Opec wants an “orderly recovery” in oil production from Libya, Nigeria and Iran and has a flexible output target under its cuts agreement to accommodate more crude from the three member nations, the group’s secretary-general Mohammad Barkindo said.
The Organisation of Petroleum Exporting Countries was anticipating a revival in production from the three when it set a targeted output range from 32.5mn bpd to 33mn bpd under its November agreement, Barkindo told Bloomberg Television last week at a conference in Istanbul. Nigeria will support a cap on its production, the country’s Minister of State for Petroleum Resources Emmanuel Kachikwu told reporters in the capital Abuja.
“What we would like to see is an orderly recovery that would not disrupt significantly the re-balancing of the market, which is a very delicate process which has taken longer than expected because of the change in fundamentals,” Barkindo said. By setting a range for the production ceiling, Opec was “making provisions for the expected recovery of production” from Libya, Nigeria and Iran, he said.
Opec decided in November to reduce its output by 1.2mn bpd to 32.5mn starting January 1 to clear a global glut. Other producers including Russia joined the deal, which was extended through March 2018.
Libya and Nigeria were both exempted from the cuts due to their internal strife, while Iran was allowed to raise production by 90,000 bpd as it was recovering from sanctions. Crude slid into a bear market last month amid concerns that cutbacks by Opec and allied producers are being partially offset by a rebound in supply from Libya and Nigeria and by US shale output. Benchmark Brent crude has dropped 17% this year.
Opec pumped 32.6mn bpd in June, and its output exceeded demand in the first half of this year, according to a report the group issued last Wednesday. Compliance with the curbs needed to clear a global inventory surplus has faltered to its lowest level since they began in January, the International Energy Agency said on Thursday.

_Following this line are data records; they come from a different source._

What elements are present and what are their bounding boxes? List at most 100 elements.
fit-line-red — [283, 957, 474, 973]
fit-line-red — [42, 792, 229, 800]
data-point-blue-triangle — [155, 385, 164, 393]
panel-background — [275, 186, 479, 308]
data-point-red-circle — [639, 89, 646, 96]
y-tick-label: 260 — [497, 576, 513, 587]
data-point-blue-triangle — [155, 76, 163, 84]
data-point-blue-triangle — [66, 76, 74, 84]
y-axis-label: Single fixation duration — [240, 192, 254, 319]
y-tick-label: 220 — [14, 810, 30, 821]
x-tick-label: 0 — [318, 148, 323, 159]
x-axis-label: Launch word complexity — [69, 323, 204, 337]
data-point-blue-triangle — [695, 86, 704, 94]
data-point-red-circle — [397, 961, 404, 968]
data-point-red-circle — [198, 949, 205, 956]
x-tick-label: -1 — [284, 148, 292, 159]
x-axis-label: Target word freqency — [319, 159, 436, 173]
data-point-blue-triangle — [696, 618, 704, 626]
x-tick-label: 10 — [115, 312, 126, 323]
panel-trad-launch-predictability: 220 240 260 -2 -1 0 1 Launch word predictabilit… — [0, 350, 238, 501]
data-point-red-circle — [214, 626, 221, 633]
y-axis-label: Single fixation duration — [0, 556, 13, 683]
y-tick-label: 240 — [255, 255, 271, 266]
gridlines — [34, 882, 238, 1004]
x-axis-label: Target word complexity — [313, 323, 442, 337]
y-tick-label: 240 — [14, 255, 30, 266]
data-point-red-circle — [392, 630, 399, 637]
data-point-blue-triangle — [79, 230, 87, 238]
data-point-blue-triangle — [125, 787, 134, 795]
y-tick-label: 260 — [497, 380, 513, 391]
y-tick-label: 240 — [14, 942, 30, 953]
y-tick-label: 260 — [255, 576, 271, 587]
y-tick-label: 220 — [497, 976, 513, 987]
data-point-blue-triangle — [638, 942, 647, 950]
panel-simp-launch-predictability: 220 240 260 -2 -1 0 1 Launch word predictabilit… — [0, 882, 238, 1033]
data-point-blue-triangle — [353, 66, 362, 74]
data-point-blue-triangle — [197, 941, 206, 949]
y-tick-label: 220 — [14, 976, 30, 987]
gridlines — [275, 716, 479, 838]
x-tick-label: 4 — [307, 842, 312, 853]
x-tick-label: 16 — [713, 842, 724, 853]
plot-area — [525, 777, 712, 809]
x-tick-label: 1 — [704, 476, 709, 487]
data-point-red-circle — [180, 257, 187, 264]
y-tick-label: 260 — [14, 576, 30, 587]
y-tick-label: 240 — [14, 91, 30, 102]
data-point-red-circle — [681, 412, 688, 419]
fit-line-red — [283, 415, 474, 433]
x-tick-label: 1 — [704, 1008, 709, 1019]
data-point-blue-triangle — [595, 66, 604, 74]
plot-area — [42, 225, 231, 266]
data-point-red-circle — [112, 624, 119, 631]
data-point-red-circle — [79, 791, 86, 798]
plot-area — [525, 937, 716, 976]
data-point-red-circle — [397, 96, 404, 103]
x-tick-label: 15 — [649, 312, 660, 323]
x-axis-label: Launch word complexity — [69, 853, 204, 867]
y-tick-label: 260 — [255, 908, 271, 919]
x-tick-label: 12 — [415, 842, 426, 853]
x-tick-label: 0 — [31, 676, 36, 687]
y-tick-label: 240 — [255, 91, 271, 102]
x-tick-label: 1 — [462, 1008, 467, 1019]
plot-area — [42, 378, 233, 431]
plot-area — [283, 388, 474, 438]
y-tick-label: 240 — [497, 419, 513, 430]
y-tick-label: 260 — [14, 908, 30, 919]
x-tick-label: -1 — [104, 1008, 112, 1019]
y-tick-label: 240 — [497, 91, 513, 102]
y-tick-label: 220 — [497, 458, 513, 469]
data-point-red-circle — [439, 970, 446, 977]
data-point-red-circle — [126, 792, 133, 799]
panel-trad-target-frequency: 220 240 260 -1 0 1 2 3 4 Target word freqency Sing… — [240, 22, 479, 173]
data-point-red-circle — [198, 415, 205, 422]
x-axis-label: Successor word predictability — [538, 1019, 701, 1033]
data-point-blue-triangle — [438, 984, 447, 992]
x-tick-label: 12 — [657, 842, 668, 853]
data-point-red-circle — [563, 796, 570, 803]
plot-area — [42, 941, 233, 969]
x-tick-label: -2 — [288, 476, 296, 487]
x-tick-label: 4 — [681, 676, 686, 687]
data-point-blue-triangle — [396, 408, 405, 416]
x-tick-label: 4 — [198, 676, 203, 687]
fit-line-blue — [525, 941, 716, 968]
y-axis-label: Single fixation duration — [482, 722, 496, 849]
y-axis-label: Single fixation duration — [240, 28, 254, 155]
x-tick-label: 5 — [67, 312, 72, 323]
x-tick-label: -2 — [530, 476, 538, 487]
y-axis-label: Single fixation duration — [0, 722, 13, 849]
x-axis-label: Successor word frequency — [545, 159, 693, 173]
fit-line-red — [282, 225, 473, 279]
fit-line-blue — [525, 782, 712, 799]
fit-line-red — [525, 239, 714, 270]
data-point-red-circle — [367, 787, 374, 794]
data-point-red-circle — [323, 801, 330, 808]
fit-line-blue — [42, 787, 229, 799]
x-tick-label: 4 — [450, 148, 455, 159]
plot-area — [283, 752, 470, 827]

“Dramatic improvement” in output from Libya and Nigeria diluted Opec’s actual supply cut of 920,000 bpd in June, almost halving it to 470,000, the IEA said in a report. If Libya can sustain current production of about 1mn bpd, Nigeria builds on recent gains and the rest of Opec holds output steady, then the group’s cuts could be eroded in July to less than 300,000 bpd, the Paris-based agency said.
Libya and Nigeria may be asked to cap their output soon in an effort to help re-balance the market, Kuwaiti Oil Minister Issam Almarzooq said on July 10. Both African nations are expected to send representatives to the next meeting of the Opec and non-Opec Joint Technical Committee on July 22 in Russia, Barkindo said.
Opec recognises that Libya, Nigeria, and Iran have faced “severe challenges,” and it welcomes their increased production, he said. “We are glad these countries are recovering fast.”
Nigeria’s output limit would come into play when the nation can pump at a stable rate of 1.8mn bpd, about 100,000 more than it’s currently producing, Kachikwu said. “We still are below the 1.8mn bpd benchmark set for us by Opec,” he said. “I think that over the next one or two months, hopefully, we can get to that point where we can say the recovery has been tested, it is systemic and predictable.”
Nigeria will miss an Opec ministerial committee meeting in Russia scheduled for July 24, but Kachikwu plans to meet with Saudi Arabia and Russia after that, he said.
Libya’s output has risen to 1.05mn bpd, or 45,000 bpd more than the country was pumping at the beginning of July, according to a person with direct knowledge of the matter who asked not to be identified for lack of authorisation to speak to the media. The nation’s output is at the highest level since June 2013, according to data compiled by Bloomberg. The global cuts accord between Opec and non-Opec producers faced “headwinds” in the first quarter this year and didn’t cause crude stockpiles to decline fast enough, Barkindo said. The current market downturn is lasting longer than previous slumps, due largely to 700,000 bpd to 800,000 bpd of additional supply from the US, he said.